Wednesday, August 8, 2012

Microchip moves serial EEPROMs to 5V

Microchip has introduced its first serial SRAM which operates off 5V. Likely applications are in automotive and industrial applications. 

The EEPROM market has completely moved to serial interfaces, and the flash market is also making this transition, due to the higher cost, board space and power consumption of parallel devices.

These 512kbit and 1Mbit SPI devices come in 8-pin packages.
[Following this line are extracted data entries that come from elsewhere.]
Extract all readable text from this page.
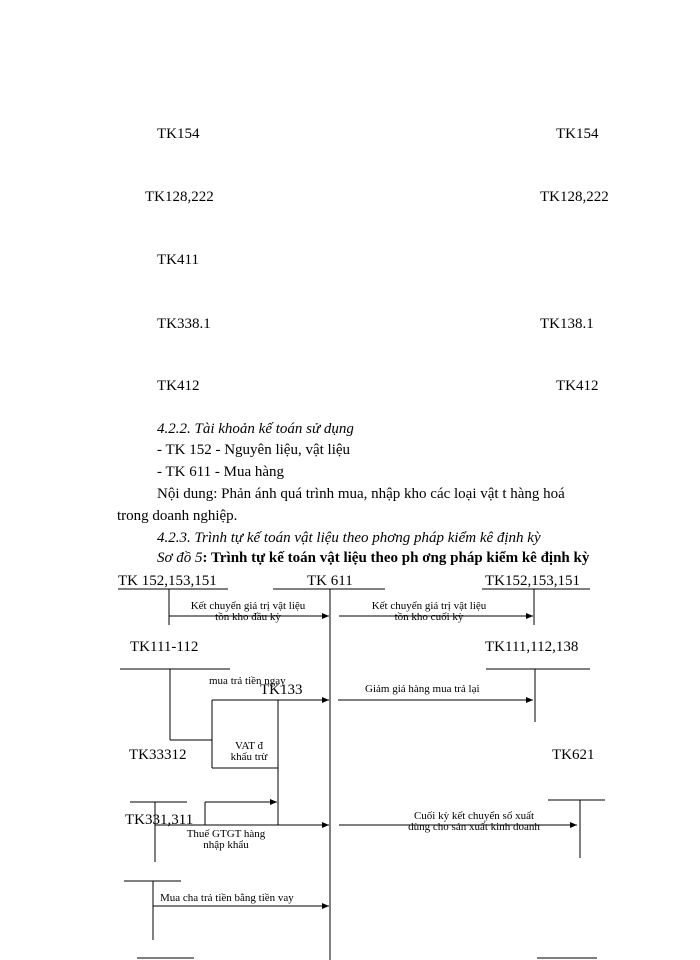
TK154	TK154
TK128,222	TK128,222
TK411
TK338.1	TK138.1
TK412	TK412
4.2.2. Tài khoản kế toán sử dụng
- TK 152 - Nguyên liệu, vật liệu
- TK 611 - Mua hàng
Nội dung: Phản ánh quá trình mua, nhập kho các loại vật t hàng hoá
trong doanh nghiệp.
4.2.3. Trình tự kế toán vật liệu theo phơng pháp kiểm kê định kỳ
Sơ đồ 5: Trình tự kế toán vật liệu theo ph ơng pháp kiểm kê định kỳ
TK 152,153,151	TK 611	TK152,153,151
TK111-112	TK111,112,138
TK133
TK33312	TK621
TK331,311
Kết chuyển giá trị vật liệu
tồn kho đầu kỳ
Kết chuyển giá trị vật liệu
tồn kho cuối kỳ
mua trả tiền ngay
Giảm giá hàng mua trả lại
VAT đ
khấu trừ
Cuối kỳ kết chuyển số xuất
dùng cho sản xuất kinh doanh
Thuế GTGT hàng
nhập khẩu
Mua cha trả tiền bằng tiền vay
Speeds of up to 80Mbit/s are achieved via the quad-SPI, or SQI, protocol, providing the zero write-cycle times with near instantaneous data movement needed for offloading graphics, data buffering, displays and audio.
With their fast dual-SPI (SDI) throughput of 40Mbit/s and low active and sleep currents, these serial NVSRAM devices feature high-speed operation without the high pin counts of parallel NVSRAM, and power consumption comparable to FRAM, at lower price. 
This is beneficial for applications such as meters, black boxes and other data recorders, which require unlimited endurance or instantaneous writes in addition to non-volatile storage.
The integration of a SPI enables these SRAM to support the trend towards serial interfaces.

All six devices from the new serial SRAM family are available in 8-pin SOIC, TSSOP and PDIP packages, with density options of 512kbit and 1Mbit. 

The 23A1024 and 23LC1024 are available now for sampling and volume production, whilst the 23A512 and 23LC512 are expected to be available for sampling and volume production in October. The two non-volatile devices, 23LCV512 and 23LCV1024, are expected to be available for sampling and volume production in October.